Thursday, January 21, 2010
From Phantasms of the Living by Edmund Gurney, Frederic Myers, and Frank Podmore, Chapter V "Specimens of the Various Types of Spontaneous Telepathy."
Finally, the class of collective percipience (G) may be illustrated by an instance which (since visual cases have preponderated in this chapter) I will again select from the auditory group. It was received in the summer of 1885, from Mr. John Done, of Stockley Cottage, Stretton, Warrington.
"My sister-in-law, Sarah Eustance, of Stretton, was lying sick unto death, and my wife was gone over to there from Lowton Chapel (12 or 13 miles off), to see her and tend her in her last moments. And on the night before her death (some 12 or 14 hours before) I was sleeping at home alone, and awaking, heard a voice distinctly call me. Thinking it was my niece, Rosanna, the only other occupant of the house, who might be sick or in trouble, I went to her room and found her awake and nervous. I asked her whether she had called me. She answered, 'No; but something awoke me, when I heard someone calling!'
"On my wife returning home after her sister's death, she told me how anxious her sister had been to see me, 'craving for me to be sent for,' and saying, 'Oh, how I want to see Done once more!' and soon after became speechless. But the curious part was that about the same time she was 'craving,' I and my niece heard the call. "John Done."
In a subsequent letter Mr. Done writes : —
"In answer to your queries respecting the voice or call that I heard on the night of July 2nd, 1866, I must explain that there was a strong sympathy and affection between myself and my sister-in-law, of pure brotherly and sisterly love; and that she was in the habit of calling me by the title of 'Uncle Done,' in the manner of a husband calling his wife 'mother' when there are children, as in this case. Hence the call being 'Uncle, uncle, uncle!' leading me to think that it was my niece (the only other occupant of the house that Sunday night) calling to me.

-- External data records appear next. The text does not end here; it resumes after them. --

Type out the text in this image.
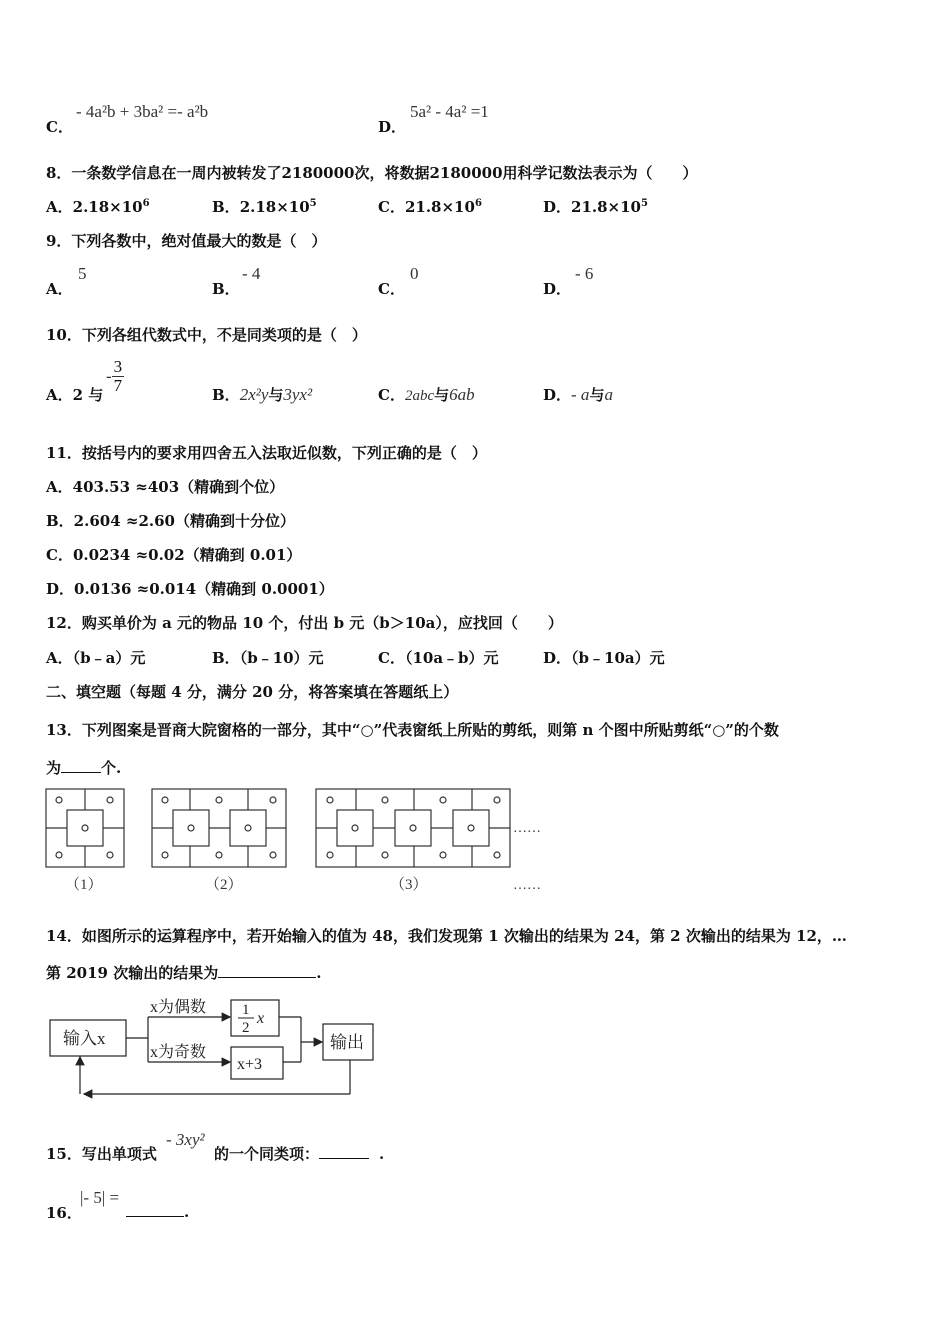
C．
- 4a²b + 3ba² =- a²b
D．
5a² - 4a² =1
8．一条数学信息在一周内被转发了2180000次，将数据2180000用科学记数法表示为（　　）
A．$2.18\times 10^6$	B．$2.18\times 10^5$	C．$21.8\times 10^6$	D．$21.8\times 10^5$
9．下列各数中，绝对值最大的数是（　）
A．
5
B．
- 4
C．
0
D．
- 6
10．下列各组代数式中，不是同类项的是（　）
A．2 与
- $\frac{3}{7}$	B．2x²y与3yx²	C．2abc与6ab	D．- a与a
11．按括号内的要求用四舍五入法取近似数，下列正确的是（　）
A．403.53 ≈403（精确到个位）
B．2.604 ≈2.60（精确到十分位）
C．0.0234 ≈0.02（精确到 0.01）
D．0.0136 ≈0.014（精确到 0.0001）
12．购买单价为 a 元的物品 10 个，付出 b 元（b＞10a），应找回（　　）
A．（b﹣a）元	B．（b﹣10）元	C．（10a﹣b）元	D．（b﹣10a）元
二、填空题（每题 4 分，满分 20 分，将答案填在答题纸上）
13．下列图案是晋商大院窗格的一部分，其中“○”代表窗纸上所贴的剪纸，则第 n 个图中所贴剪纸“○”的个数
为	个.
……
（1）	（2）	（3）	……
14．如图所示的运算程序中，若开始输入的值为 48，我们发现第 1 次输出的结果为 24，第 2 次输出的结果为 12，…
第 2019 次输出的结果为	.
输入x
x为偶数
x为奇数
1
2
x
x+3
输出
15．写出单项式
- 3xy²
的一个同类项：	.
16．
|- 5| =
.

"Copy of funeral card: 'In remembrance of the late Sarah Eustance, who died July 3rd, 1866, aged 45 years, and was this day interred at Stretton Church, July 6th, 1866.'
"My wife, who went from Lowton that particular Sunday to see her sister, will testify that as she attended upon her (after the departure of the minister), during the night she was wishing and craving to see me, repeatedly saying, 'Oh, I wish I could see Uncle Done and Rosie once more before I go!' and soon after then she became unconscious, or at least ceased speaking, and died the next day; of which fact I was not aware until my wife returned on the evening of the 4th of July.
"I hope my niece will answer for me; however, I may state that she reminds me that she thought I was calling her and was coming to me, when she met me in the passage or landing, and I asked her if she called me.
"I do not remember ever hearing a voice or call besides the above case."